Die Lage der Stadt ist 320Toksen, 1920 pariser oder 2136 bayerische Schuhe über die Meeresfläche erhaben,- das Klima ist etwas rauh, die Luft scharf, aber sehr gesund, die Witterung wegen des Gebirges, welches südwärts in einer Entfernung von 16 Stunden den Gesichtskreis von München begrenzt, sehr abwechselnd, doch so, daß gewöhnlich 6 Monate (vom Mai bis Oktober) zu der schönen Jahreszeit gerechnet werden können.

Die mittlere Höhe des Barometrum ist hier 26 Zoll und 4 Linien. Die Inklination des Magnets ist bei uns in Bayern zwischen 70 und 72 Graden,- die Deklination hier in München zwischen 18 und 19 Graden bis 20 Minuten westwärts. Der höchste Grad der Wärme war bisher in München im Jahre 1782 den 27. Juli nachmittags um 2 Uhr 28 Grad Reaumur, und der höchste Grad der Kälte war im Jahre 1788 den 31. Dezember früh 7 Uhr 24 Grad Celsius. Die herrschenden Winde sind Süd­ west oder West,- der längste Tag hat 15 Stunden und 54 Minuten.

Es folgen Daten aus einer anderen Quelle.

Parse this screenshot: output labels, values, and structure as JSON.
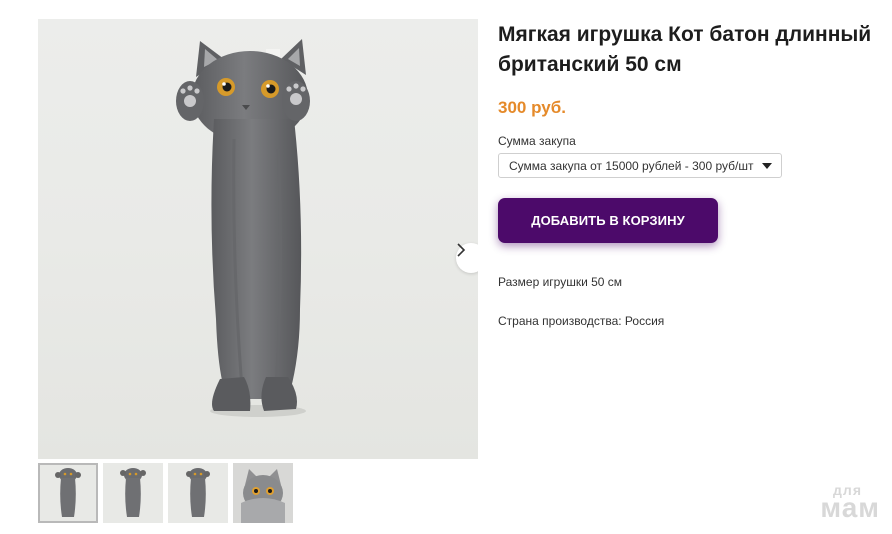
{
  "product": {
    "title": "Мягкая игрушка Кот батон длинный британский 50 см",
    "price": "300 руб.",
    "purchase_label": "Сумма закупа",
    "purchase_selected": "Сумма закупа от 15000 рублей - 300 руб/шт",
    "add_to_cart": "ДОБАВИТЬ В КОРЗИНУ",
    "size_info": "Размер игрушки 50 см",
    "country_info": "Страна производства: Россия"
  },
  "gallery": {
    "main_image": "grey-long-cat-plush",
    "next_icon": "chevron-right-icon",
    "thumbnails": [
      "cat-plush-front",
      "cat-plush-front-2",
      "cat-plush-front-3",
      "cat-plush-face-closeup"
    ]
  },
  "watermark": {
    "top": "для",
    "bottom": "мам"
  },
  "colors": {
    "price": "#e58a2a",
    "button": "#4c0a6a",
    "plush": "#6e6f71"
  }
}
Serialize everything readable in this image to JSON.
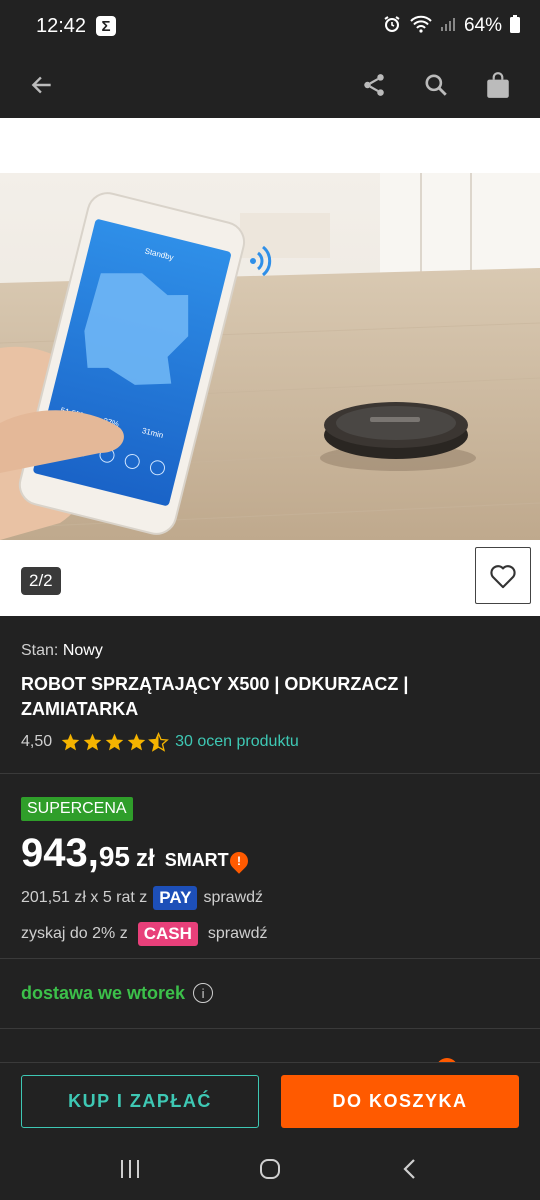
{
  "status": {
    "time": "12:42",
    "app_badge": "Σ",
    "battery": "64%"
  },
  "toolbar": {
    "back": "back",
    "share": "share",
    "search": "search",
    "cart": "cart"
  },
  "image": {
    "counter": "2/2",
    "phone_status": "Standby",
    "phone_stat1": "51.5ft²",
    "phone_stat2": "37%",
    "phone_stat3": "31min"
  },
  "product": {
    "condition_label": "Stan:",
    "condition_value": "Nowy",
    "title": "ROBOT SPRZĄTAJĄCY X500 | ODKURZACZ | ZAMIATARKA",
    "rating_value": "4,50",
    "rating_stars": 4.5,
    "reviews": "30 ocen produktu"
  },
  "price": {
    "badge": "SUPERCENA",
    "integer": "943,",
    "decimal": "95",
    "currency": "zł",
    "smart": "SMART",
    "smart_mark": "!",
    "installment_text": "201,51 zł x 5 rat z",
    "pay_badge": "PAY",
    "installment_link": "sprawdź",
    "cash_text": "zyskaj do 2% z",
    "cash_badge": "CASH",
    "cash_link": "sprawdź"
  },
  "delivery": {
    "text": "dostawa we wtorek",
    "info": "i"
  },
  "actions": {
    "buy": "KUP I ZAPŁAĆ",
    "cart": "DO KOSZYKA"
  },
  "colors": {
    "accent_teal": "#3ec8b4",
    "accent_orange": "#ff5a00",
    "green": "#3cc04a",
    "star": "#f5b400"
  }
}
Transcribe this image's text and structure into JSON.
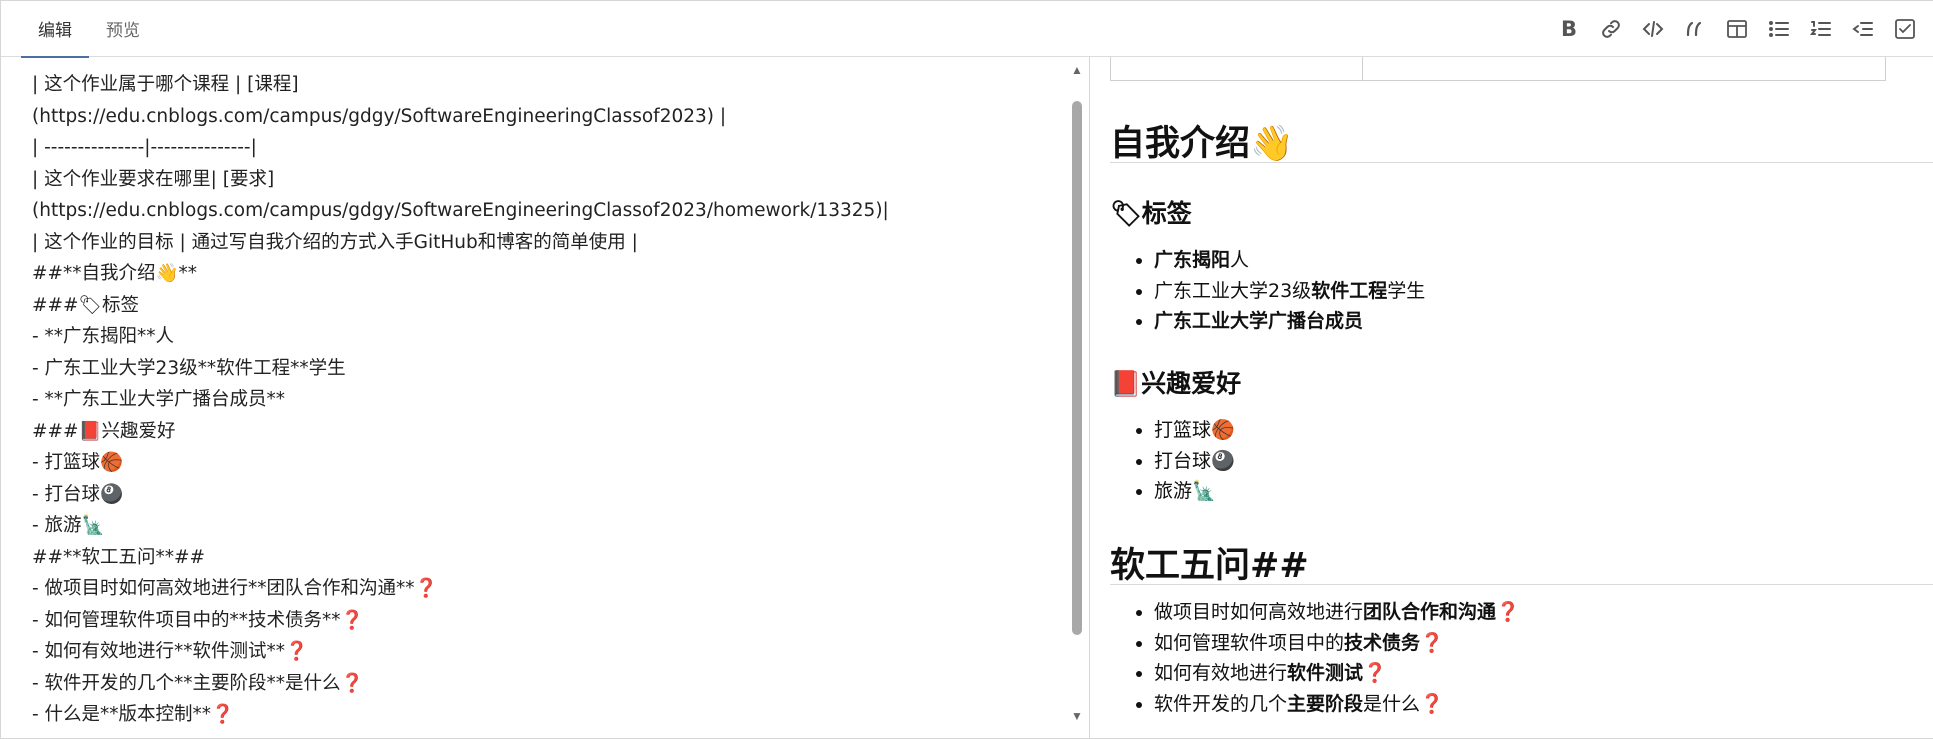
{
  "tabs": {
    "edit": "编辑",
    "preview": "预览"
  },
  "toolbar": [
    {
      "name": "bold-icon",
      "glyph": "B"
    },
    {
      "name": "link-icon"
    },
    {
      "name": "code-icon"
    },
    {
      "name": "quote-icon"
    },
    {
      "name": "table-icon"
    },
    {
      "name": "bullet-list-icon"
    },
    {
      "name": "numbered-list-icon"
    },
    {
      "name": "indent-icon"
    },
    {
      "name": "checkbox-icon"
    }
  ],
  "editor": {
    "lines": [
      "| 这个作业属于哪个课程 | [课程]",
      "(https://edu.cnblogs.com/campus/gdgy/SoftwareEngineeringClassof2023) |",
      "| ---------------|---------------|",
      "| 这个作业要求在哪里| [要求]",
      "(https://edu.cnblogs.com/campus/gdgy/SoftwareEngineeringClassof2023/homework/13325)|",
      "| 这个作业的目标 | 通过写自我介绍的方式入手GitHub和博客的简单使用 |",
      "##**自我介绍👋**",
      "###🏷标签",
      "- **广东揭阳**人",
      "- 广东工业大学23级**软件工程**学生",
      "- **广东工业大学广播台成员**",
      "###📕兴趣爱好",
      "- 打篮球🏀",
      "- 打台球🎱",
      "- 旅游🗽",
      "##**软工五问**##",
      "- 做项目时如何高效地进行**团队合作和沟通**❓",
      "- 如何管理软件项目中的**技术债务**❓",
      "- 如何有效地进行**软件测试**❓",
      "- 软件开发的几个**主要阶段**是什么❓",
      "- 什么是**版本控制**❓"
    ]
  },
  "preview": {
    "h_intro": "自我介绍👋",
    "h_tags": "🏷标签",
    "tags": [
      {
        "bold": "广东揭阳",
        "after": "人"
      },
      {
        "before": "广东工业大学23级",
        "bold": "软件工程",
        "after": "学生"
      },
      {
        "bold": "广东工业大学广播台成员"
      }
    ],
    "h_hobby": "📕兴趣爱好",
    "hobbies": [
      "打篮球🏀",
      "打台球🎱",
      "旅游🗽"
    ],
    "h_five": "软工五问##",
    "questions": [
      {
        "before": "做项目时如何高效地进行",
        "bold": "团队合作和沟通",
        "after": "❓"
      },
      {
        "before": "如何管理软件项目中的",
        "bold": "技术债务",
        "after": "❓"
      },
      {
        "before": "如何有效地进行",
        "bold": "软件测试",
        "after": "❓"
      },
      {
        "before": "软件开发的几个",
        "bold": "主要阶段",
        "after": "是什么❓"
      }
    ]
  }
}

Die Gegend umher zeichnet sich durch ihre schöne, große Fläche aus,- denn wiewohl sich ostwärts jenseits der Isar und westwärts, eine Viertelstunde von der Stadt entfernt, zwei Anhöhen (vermutlich das ehemalige Ufer des Flusses) erheben und fast in paralleler Richtung fortlaufen, so ist ihre Höhe doch so unbeträchtlich, daß man die Gegend um München mit Recht eine Ebene nennen darf. Die Fruchtbarkeit dieser Gegend ist an sich schlecht. Kies und Flußsand sind die Hauptbestandteile des Bodens. Allein der Fleiß und die Industrie, durch die Hauptstadt aufgemuntcrt, gewinnen der Natur soviel Überfluß ab, daß man hier im Ackerbau sowohl als in der Garten­ kunst kein deutsches und nur wenige europäische Produkte ganz vermißt.